Even though I was hired by a local tutoring firm for the purpose of doing ACT/SAT test prep, I wasn't assigned any students and it wasn't discovered until after some turnover in the office staff a few years later that someone in the office had marked my file as not being eligible to do test prep and as a consequence I had been assigned to work with younger students. Apparently, I did some good, recently a student I worked with four years ago (who I did not remember) requested me specifically when he returned for the purpose of test preparation, and again, truth be told, that was during my first year there and I was just going through the motions, thinking I was just putting in time until I could claim at least three years experience doing test prep and start making double to triple what I was making then. 

My perspective began to change when I was assigned to work with a ten year old who was mainly interested in playing Fortnite all day and believed he could eventually make a living monetizing videos he posted on Youtube because that was what his eighteen year old brother was doing (and still living at home) and he wouldn't even have to move out of the house. His approach to the center assignments was lackadaisical until I was able to determine that his goal was to complete assignments as quickly as possible to have tangible proof that he was making progress to appease his mother, who, according to the child, was subjecting him to f-bomb laced tirades about improving his studies. Once I learned this, I sat him down privately and told him that it was a hard way to live doing something just to please someone else, and that he needed to figure out a reason for himself to do good work. The next time he showed up at the learning center, he walked all around the center and told anyone who would listen to him about how wise I was. Apparently his schoolwork improved immediately, and he stopped coming to the center shortly after that. It was at that point I began to embrace the idea that I could be as much a mentor as a tutor.   

I confess that there have been sessions with students that seemed to drag on forever, though this happens only infrequently nowadays. This is due in large part to a change of perspective on my part, which came about as a consequence of being assigned to work with a number of high functioning autistic students. I'd found this to be rather tedious, even as I began to understand how to make my students feel comfortable and to help them be productive.  Then late last year the owner of the firm told me he'd just had a conversion with the mother of a particular autistic student who apparently talks about me all the time at home. This student also gave me a $20 gift card for Christmas. Until then, I had no clue I'd made that kind of connection. Ultimately, I've begun to understand that it's not just about abandoning the idea of minimizing conflict/inconvenience but it's also about instilling comfort into others - so they can go forward with strength. 

Ozark

is a cable series currently in its fourth and final season.. I discovered the series during the pandemic; I'd seen initial reviews for the series before the inception of the pandemic, and the premise of a financial planner in Chicago being prompted to move his family to the Ozarks to launder money for a Mexican drug cartel just didn't really appeal to me, but the reviews after a couple of seasons prompted me to give it a try, and I ended up binge watching seasons 1-3 and waiting for season four to come out.

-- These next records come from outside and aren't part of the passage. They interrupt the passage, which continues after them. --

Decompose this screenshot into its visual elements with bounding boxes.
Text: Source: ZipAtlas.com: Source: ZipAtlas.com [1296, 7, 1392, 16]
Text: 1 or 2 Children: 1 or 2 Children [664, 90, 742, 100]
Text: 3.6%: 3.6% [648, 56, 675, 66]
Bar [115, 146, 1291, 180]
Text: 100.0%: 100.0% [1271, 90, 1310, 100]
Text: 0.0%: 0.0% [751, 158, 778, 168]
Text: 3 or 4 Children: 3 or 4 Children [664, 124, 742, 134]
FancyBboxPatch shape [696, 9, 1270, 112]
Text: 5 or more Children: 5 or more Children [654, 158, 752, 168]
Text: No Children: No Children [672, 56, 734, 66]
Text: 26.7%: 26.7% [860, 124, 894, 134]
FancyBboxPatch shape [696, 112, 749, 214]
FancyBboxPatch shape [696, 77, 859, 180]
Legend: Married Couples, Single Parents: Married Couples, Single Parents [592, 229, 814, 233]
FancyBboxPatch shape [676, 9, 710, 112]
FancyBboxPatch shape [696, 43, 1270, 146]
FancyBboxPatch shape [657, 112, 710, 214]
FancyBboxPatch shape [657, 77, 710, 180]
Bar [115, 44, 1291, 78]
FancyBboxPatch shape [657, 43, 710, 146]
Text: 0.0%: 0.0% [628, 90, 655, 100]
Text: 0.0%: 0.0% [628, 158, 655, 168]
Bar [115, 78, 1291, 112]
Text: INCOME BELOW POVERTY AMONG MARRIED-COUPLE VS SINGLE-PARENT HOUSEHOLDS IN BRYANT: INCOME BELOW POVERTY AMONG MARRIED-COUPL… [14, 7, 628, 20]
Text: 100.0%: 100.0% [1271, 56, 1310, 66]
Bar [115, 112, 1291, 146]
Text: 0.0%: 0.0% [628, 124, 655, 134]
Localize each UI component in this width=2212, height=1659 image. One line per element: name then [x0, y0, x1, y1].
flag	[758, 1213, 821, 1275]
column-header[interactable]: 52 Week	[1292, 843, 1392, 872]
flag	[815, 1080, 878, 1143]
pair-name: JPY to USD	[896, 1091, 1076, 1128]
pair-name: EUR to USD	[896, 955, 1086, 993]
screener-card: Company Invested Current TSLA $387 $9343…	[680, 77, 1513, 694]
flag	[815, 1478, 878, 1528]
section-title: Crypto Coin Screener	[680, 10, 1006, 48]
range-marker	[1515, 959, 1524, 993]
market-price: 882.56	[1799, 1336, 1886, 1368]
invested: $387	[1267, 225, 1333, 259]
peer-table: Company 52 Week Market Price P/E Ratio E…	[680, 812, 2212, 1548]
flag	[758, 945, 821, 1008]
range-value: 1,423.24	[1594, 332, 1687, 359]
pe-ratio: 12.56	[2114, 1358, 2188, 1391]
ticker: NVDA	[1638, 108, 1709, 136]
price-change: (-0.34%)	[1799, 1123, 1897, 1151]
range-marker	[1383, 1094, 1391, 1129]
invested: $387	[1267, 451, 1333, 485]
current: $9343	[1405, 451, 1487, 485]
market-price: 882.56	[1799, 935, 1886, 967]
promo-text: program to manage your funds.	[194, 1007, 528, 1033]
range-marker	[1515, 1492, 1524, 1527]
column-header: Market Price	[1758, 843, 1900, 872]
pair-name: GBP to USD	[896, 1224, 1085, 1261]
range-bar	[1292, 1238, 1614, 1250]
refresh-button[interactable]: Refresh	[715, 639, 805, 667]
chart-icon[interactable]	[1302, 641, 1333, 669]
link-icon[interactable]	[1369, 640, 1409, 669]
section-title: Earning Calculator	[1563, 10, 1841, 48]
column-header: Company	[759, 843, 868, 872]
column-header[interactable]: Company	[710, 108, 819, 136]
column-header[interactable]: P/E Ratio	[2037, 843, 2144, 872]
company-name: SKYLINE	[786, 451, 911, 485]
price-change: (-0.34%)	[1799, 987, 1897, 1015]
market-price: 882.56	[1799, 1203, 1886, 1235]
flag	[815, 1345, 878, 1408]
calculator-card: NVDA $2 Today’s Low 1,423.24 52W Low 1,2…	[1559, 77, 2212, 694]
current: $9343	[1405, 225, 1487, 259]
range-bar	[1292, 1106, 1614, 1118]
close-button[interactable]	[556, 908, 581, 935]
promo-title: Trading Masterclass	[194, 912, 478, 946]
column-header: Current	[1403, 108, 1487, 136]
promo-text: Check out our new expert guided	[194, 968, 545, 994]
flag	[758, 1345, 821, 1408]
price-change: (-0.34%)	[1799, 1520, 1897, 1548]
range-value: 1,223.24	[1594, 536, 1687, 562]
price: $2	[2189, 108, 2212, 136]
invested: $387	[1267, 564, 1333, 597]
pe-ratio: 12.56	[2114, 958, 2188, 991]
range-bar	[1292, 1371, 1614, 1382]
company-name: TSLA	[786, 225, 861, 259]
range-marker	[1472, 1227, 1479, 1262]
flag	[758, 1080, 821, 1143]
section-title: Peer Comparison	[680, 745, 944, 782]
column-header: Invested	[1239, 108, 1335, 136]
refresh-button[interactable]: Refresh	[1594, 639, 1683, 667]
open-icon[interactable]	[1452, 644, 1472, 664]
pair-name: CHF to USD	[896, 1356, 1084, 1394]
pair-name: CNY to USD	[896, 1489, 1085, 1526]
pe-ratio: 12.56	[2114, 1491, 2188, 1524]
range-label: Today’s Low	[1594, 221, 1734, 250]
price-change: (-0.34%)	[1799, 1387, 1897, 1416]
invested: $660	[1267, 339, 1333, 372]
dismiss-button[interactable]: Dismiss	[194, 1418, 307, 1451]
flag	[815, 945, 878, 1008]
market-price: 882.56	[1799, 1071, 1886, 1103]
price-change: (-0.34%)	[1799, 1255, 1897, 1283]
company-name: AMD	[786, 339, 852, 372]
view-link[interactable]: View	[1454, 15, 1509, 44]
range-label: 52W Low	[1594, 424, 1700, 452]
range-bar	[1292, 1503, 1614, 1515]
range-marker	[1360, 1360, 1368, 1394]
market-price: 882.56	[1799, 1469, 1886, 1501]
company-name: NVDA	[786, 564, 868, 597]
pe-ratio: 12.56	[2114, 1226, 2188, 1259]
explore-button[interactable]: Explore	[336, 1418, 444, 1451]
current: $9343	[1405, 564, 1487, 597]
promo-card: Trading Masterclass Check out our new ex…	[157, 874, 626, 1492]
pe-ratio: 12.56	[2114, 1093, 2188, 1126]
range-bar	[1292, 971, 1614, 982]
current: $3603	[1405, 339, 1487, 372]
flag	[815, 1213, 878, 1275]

There are few, if any, good guys in this series, although one might start out rooting for Justin Bateman's character as he's drawn in mainly because he had a corrupt partner and he's been trying to protect his family. And now that I've watched the first half of season four, which has gone at a breakneck pace, what I've found fascinating is the depiction of family dynamics and how each major character views the concept of familial love. And regardless of warped that view may be, the common motif is that family is important, yet being mistreated/betrayed by family violates the contract and empowers one to exercise their own individual agendas. I haven't assimilated fully my take on this, but I found it provocative enough to put this out there before I get sidetracked.

Maybe this has resonance as I've had to deal with abandonment issues. Then there's community world view that's part of my Chinese heritage where the family is everything.